Che brutta Italia. Ci resta la mamma
Che brutta Italia. Ci resta la mamma
Gli adulti sono cattivi. L’ingiustizia trionfa. Ci salveranno i bambini? Con un titolo che attira, «Tu splendi», Giuseppe Catozzella (classe 1976) ci propone un’altra storia piccola ma con implicazioni grandi, vista con gli occhi di un bambino di quasi 12 anni, Pietro, e raccontata, quasi, con la sua lingua di ragazzino.
Catozzella ci riprova, a entrare nella testa di un essere umano molto giovane molto intelligente e molto idealista, dopo il grande meritato successo di «Dimmi che non hai paura» (2014) dove la prima persona narrante era l’atleta somala Saamiya Yusuf Omar, quella che commosse il mondo arrivando staccatissima nella sua batteria dei 200 metri alle Olimpiadi di Pechino del 2008 e quattro anni dopo perse la vita su un barcone diretto verso le nostre coste sovrane. Sperava di andare alle Olimpiadi di Londra, quell’anno, ma il Mediterraneo ha ucciso anche lei.
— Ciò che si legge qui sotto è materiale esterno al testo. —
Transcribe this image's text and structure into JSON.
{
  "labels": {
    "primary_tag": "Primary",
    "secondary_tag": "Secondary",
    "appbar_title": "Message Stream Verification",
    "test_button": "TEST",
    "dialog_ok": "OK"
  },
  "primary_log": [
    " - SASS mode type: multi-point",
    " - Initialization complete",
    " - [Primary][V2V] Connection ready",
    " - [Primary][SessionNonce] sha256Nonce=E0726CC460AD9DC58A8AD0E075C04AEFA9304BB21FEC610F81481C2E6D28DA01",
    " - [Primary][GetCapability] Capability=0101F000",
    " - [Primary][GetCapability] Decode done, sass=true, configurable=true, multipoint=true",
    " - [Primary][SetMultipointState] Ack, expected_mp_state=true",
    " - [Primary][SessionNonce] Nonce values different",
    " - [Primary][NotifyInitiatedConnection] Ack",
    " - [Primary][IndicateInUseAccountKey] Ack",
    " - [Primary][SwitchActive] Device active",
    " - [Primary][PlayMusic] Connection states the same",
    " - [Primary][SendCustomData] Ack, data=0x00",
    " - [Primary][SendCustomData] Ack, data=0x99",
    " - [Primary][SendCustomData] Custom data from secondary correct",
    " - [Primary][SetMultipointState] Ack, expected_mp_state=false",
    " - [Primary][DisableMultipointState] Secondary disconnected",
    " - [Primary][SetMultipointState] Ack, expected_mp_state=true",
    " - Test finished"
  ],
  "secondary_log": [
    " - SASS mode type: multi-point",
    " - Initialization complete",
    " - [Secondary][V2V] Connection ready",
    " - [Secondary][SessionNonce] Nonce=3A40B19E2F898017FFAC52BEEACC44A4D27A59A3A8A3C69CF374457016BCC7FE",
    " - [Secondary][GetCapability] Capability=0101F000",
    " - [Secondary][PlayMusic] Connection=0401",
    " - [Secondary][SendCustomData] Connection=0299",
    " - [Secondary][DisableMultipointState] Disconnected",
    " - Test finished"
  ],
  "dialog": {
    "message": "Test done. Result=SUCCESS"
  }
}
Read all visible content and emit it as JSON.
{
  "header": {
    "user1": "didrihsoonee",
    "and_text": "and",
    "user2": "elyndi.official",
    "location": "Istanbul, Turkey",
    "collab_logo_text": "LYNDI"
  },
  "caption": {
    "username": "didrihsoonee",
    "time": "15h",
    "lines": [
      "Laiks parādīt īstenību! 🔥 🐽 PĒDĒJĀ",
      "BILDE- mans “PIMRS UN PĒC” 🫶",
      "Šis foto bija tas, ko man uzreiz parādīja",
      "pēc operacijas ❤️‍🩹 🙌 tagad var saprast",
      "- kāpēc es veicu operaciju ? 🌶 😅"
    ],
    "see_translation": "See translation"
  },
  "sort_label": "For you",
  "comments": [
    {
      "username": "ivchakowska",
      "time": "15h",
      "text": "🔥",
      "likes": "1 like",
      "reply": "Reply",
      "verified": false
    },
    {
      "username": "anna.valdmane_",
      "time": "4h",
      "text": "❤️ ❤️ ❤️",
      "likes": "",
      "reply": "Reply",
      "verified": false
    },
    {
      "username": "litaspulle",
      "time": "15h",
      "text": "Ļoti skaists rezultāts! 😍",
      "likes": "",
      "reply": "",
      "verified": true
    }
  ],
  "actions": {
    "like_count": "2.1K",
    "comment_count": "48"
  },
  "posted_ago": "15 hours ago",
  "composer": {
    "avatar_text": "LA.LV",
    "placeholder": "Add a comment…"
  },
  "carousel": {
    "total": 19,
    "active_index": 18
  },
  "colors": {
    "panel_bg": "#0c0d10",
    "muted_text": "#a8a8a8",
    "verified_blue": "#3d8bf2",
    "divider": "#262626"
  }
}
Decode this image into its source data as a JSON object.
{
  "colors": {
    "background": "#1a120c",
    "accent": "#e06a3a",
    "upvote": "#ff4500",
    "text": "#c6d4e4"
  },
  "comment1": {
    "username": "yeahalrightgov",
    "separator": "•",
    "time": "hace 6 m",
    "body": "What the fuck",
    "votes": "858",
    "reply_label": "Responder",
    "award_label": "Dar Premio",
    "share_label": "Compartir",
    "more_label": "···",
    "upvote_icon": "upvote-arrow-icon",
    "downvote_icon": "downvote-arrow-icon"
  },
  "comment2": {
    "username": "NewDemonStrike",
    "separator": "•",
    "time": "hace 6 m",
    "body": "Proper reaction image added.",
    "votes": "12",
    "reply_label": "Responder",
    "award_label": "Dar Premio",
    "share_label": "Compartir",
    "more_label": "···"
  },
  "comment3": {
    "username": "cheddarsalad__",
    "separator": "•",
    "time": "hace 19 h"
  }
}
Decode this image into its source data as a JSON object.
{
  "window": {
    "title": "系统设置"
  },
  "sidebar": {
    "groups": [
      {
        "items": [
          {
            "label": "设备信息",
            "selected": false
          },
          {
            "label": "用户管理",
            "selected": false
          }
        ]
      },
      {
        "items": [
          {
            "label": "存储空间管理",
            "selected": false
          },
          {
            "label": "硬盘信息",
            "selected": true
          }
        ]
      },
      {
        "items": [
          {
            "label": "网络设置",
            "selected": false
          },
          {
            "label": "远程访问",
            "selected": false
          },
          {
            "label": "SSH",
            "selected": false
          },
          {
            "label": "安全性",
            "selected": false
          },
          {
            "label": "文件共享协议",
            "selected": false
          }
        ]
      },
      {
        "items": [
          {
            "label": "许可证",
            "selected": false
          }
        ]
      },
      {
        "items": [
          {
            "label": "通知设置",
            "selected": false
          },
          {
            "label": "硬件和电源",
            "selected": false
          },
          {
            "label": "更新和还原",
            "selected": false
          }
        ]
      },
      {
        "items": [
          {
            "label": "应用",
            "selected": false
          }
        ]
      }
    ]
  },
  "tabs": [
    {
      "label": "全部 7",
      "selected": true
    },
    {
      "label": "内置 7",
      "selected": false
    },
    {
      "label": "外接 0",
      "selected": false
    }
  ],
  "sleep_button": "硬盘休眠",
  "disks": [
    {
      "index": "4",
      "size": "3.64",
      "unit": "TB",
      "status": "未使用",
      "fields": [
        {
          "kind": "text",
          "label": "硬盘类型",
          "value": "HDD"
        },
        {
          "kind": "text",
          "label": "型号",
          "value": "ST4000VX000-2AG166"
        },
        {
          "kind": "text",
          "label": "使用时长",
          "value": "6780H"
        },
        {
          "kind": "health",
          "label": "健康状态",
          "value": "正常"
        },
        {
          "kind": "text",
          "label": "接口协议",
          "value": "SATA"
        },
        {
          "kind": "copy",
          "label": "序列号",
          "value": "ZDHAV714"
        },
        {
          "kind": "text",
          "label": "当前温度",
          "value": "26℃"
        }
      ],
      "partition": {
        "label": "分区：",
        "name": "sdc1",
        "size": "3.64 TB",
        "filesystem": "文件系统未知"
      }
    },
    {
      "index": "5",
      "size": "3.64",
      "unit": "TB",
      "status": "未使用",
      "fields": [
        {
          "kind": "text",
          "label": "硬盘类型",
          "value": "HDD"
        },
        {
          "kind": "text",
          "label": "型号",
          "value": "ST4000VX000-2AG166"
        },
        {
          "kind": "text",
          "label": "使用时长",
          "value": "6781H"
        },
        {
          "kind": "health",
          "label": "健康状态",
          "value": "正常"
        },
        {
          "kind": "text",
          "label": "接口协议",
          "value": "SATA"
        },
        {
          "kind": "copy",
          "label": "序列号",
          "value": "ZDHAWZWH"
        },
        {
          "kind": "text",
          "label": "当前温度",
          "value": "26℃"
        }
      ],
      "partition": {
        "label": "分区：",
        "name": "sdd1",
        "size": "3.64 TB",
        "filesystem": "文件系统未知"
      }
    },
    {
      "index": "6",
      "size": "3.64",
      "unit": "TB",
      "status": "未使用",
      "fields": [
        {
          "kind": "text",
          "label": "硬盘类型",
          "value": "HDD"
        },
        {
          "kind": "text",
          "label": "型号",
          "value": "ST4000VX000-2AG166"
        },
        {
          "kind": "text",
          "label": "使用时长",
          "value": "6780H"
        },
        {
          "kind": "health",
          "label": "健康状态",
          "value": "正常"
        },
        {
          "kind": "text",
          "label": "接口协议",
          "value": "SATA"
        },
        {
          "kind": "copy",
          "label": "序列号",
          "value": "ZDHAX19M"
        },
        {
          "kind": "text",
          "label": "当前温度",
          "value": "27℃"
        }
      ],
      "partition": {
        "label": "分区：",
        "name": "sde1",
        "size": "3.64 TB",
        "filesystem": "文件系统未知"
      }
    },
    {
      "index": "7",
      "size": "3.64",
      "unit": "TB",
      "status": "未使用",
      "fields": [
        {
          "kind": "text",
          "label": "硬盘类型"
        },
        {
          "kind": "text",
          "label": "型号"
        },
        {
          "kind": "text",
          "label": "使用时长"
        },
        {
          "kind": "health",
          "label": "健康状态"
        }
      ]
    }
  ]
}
Vicenda bellissima e dolorosa, che sta per diventare un «film internazionale», avverte il risvolto Feltrinelli di «Tu splendi». Titolo bello e furbo, perché ricorda «Fai bei sogni», azzeccatissimo bestseller autobiografico di Gramellini sulla storia tristissima della sua mamma e di sé bambino. E anche qui, con Catozzella, con Pietro ovvero Pi, c’è una mamma che se ne va troppo presto, a sistemare le cose là dove un giorno arriveranno anche i suoi bambini. E Pietro parla con lei, quando la vita diventa dura, e lei - da quel posto misterioso dove si è nascosta - lo aiuta, eccome, a tener duro.
Raccontare storie dalla parte dei ragazzini assicura un’immediata empatia del lettore: dai dickensiani Oliver Twist e Pip («Grandi speranze») fino a questo Pi, chi non solidarizza con l’orfanello simpatico e coraggioso?
Catozzella ha trovato questo modo per raccontare la cattiveria dell’Italia di un passato prossimo che assomiglia molto al nostro presente, con i pregiudizi anti-stranieri, la violenza impunita, la rassegnazione dei vinti, il cinismo del potere.
È come se solo il punto di vista dei ragazzini fosse l’unica chiave pura ma anche lucida per raccontare le ignavie e le perfidie degli adulti. Forse la crisi della solidarietà e il trionfo dei populismi si spiegano anche così: gli adulti usano parole usurate, gli scrittori non riescono a inventarne di nuove per raccontare un Paese che ha paura, e allora ricorrono alla finzione di una lingua di ragazzini che in realtà ragionano come gli adulti «puliti» che si sono dileguati, che non si trovano più. È anche una storia del sud, che ricorda da vicino il realismo magico di un Carmine Abate e «Io non ho paura» di Ammaniti, questo «Tu splendi».
E l’atmosfera meridionale, assolata derelitta e mitica, è ben ricostruita attorno al Pietro protagonista e ai suoi amici ragazzini, costretti a scoprire in una sola estate quanto è brutto il mondo e quanto rimane bella la vita. Nonostante tutto: «Per la prima volta mi sentivo vivo, tutto era come una grazia». Romanzo un po’ buonista e un po’ pessimista - con passaggi splendenti (soprattutto il rapporto del protagonista con la sorella Nina e i «Nononni») e altri più prevedibili e politicamente corretti, anche «Tu splendi» - come «Io non ho paura», come «Dimmi che non hai paura» - sembra una sceneggiatura di film già fatta e finita. E questo è un pregio ma anche un difetto, perché quando duecentotrenta pagine scivolano via leggere e veloci, agili e piacevoli, in poche ore di lettura, forse vuol dire che la letteratura ha perso l’occasione di inquietarci, di metterci un po’ in crisi. Invece ci rassicura con le parole, affettuose e splendenti, di una mamma che non c’è più e invece c’è sempre dentro il cuore di un ragazzino. Che brilla nella notte italiana.